フォワード(現:バイウィル)石見様が共有会の司会進行を担われたと思いますが、何か気を付けられた点はありますか?

石見様今回は新しい概念が非常に多かったので、丁寧に説明することを意識していました。共有会は複数回に分けて行ったのですが、特に序盤においてはアンケート結果や、共有会の場で直接聞こえてくる声を基に、伝わりづらいと感じた箇所は適宜修正をかけました。フォワード(現:バイウィル)さんにも共有会の場に来ていただき、改善点などアドバイスをいただけて有難かったです。

フォワード(現:バイウィル)ありがとうございます。御社社員や出店されているテナントの方々向けに、中期経営計画を紹介するためのWebページを作成されたとも伺いました。作成に当たり意識されたポイントはありますか?

石見様テナントの方々向けにも、今回発表した新しい考え方や方向性をしっかりご理解いただき、共感していただけるように意識していました。社員の場合は企業理念がかなり浸透しているため、多少言葉足らずの部分があっても頭の中で補完されやすいと思いますが、社外の方の場合、共有している部分が少ないので、より細部まで伝わりやすくなるように配慮してWebページを作成しました。

中期経営計画共有用のWebページ中期経営計画共有用のWebページ 

 

中計が前向きに受け止められたからこそ生まれた社員からの要望。実行のための環境整備は今後の課題

─────最後に、プロジェクトの成果と今後の課題についてはどのように捉えられていますか。

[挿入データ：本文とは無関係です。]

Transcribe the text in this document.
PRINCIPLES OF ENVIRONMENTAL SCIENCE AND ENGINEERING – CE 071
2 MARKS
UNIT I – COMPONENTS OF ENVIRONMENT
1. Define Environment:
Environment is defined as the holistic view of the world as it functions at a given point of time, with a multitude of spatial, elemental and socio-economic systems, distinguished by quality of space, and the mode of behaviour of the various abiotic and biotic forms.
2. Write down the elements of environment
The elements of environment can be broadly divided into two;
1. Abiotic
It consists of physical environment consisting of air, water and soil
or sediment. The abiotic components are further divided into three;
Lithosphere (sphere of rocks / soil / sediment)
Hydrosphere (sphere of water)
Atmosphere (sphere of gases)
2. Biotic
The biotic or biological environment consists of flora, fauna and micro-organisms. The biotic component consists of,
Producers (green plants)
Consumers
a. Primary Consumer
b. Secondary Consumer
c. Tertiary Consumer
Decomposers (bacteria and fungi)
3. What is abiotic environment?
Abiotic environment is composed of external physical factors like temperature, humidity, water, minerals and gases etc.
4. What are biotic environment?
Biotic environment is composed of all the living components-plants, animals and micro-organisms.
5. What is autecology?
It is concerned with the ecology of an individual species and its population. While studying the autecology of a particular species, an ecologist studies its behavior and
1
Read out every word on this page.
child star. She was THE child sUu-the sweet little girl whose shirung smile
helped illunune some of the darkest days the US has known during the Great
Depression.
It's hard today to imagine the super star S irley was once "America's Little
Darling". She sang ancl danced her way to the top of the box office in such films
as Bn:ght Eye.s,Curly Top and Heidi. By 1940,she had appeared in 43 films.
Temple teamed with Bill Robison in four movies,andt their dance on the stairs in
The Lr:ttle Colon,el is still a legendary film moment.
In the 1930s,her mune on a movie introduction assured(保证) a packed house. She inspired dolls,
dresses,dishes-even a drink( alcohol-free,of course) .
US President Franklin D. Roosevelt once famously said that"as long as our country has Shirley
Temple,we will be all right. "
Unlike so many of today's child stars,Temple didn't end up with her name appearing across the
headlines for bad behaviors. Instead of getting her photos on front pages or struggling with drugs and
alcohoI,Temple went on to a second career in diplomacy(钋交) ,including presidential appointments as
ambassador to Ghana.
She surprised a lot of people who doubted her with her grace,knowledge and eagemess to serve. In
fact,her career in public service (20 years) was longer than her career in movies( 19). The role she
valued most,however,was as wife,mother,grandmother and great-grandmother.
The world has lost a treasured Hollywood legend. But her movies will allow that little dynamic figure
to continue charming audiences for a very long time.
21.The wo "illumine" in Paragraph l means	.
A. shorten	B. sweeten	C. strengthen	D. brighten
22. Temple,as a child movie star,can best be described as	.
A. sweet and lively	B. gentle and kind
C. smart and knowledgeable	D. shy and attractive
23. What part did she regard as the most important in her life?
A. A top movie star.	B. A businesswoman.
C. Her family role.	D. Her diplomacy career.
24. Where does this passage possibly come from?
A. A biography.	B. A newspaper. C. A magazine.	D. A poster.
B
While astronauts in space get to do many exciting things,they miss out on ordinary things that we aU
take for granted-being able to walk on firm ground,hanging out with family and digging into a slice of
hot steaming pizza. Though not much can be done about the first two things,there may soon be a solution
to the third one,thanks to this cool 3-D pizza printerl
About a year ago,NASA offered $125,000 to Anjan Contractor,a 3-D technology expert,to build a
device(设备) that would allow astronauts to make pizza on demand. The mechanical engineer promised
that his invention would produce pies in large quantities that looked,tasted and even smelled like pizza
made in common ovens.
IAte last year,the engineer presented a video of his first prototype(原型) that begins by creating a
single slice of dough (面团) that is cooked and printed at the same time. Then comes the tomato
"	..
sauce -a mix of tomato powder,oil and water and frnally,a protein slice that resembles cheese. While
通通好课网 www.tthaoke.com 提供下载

石見様まず成果に関しては、元々あった企業理念ではかなり抽象度が高かったですが、2030年の事業ビジョンや3ステップとして具体化されたことで「将来目指す姿が明確になった」「自分の業務との接続もしやすくなった」という声が挙がっています。特にSC事業については、これまでの延長線上ではなく、バックキャスティングで10年後に提供したい価値から逆算して考えることの必要性を感じ、前向きに取り組みたいという声も多くいただけました。

一方、課題という意味では、中計の内容を業務に落とし込み実行するためのリソースや組織状態が整っていないのではないかという意見もありました。ただ、こういった反応は、社員の皆さんが今回の中期経営計画を真摯に受け止め、実行に移そうとしているからこそ生まれたものだと思います。経営企画としてはこういった社員の声をきちんと受け止めて、より社員が行動に移しやすくなるような環境整備など引き続きサポートしていきたいと思います。

 

─────ありがとうございました。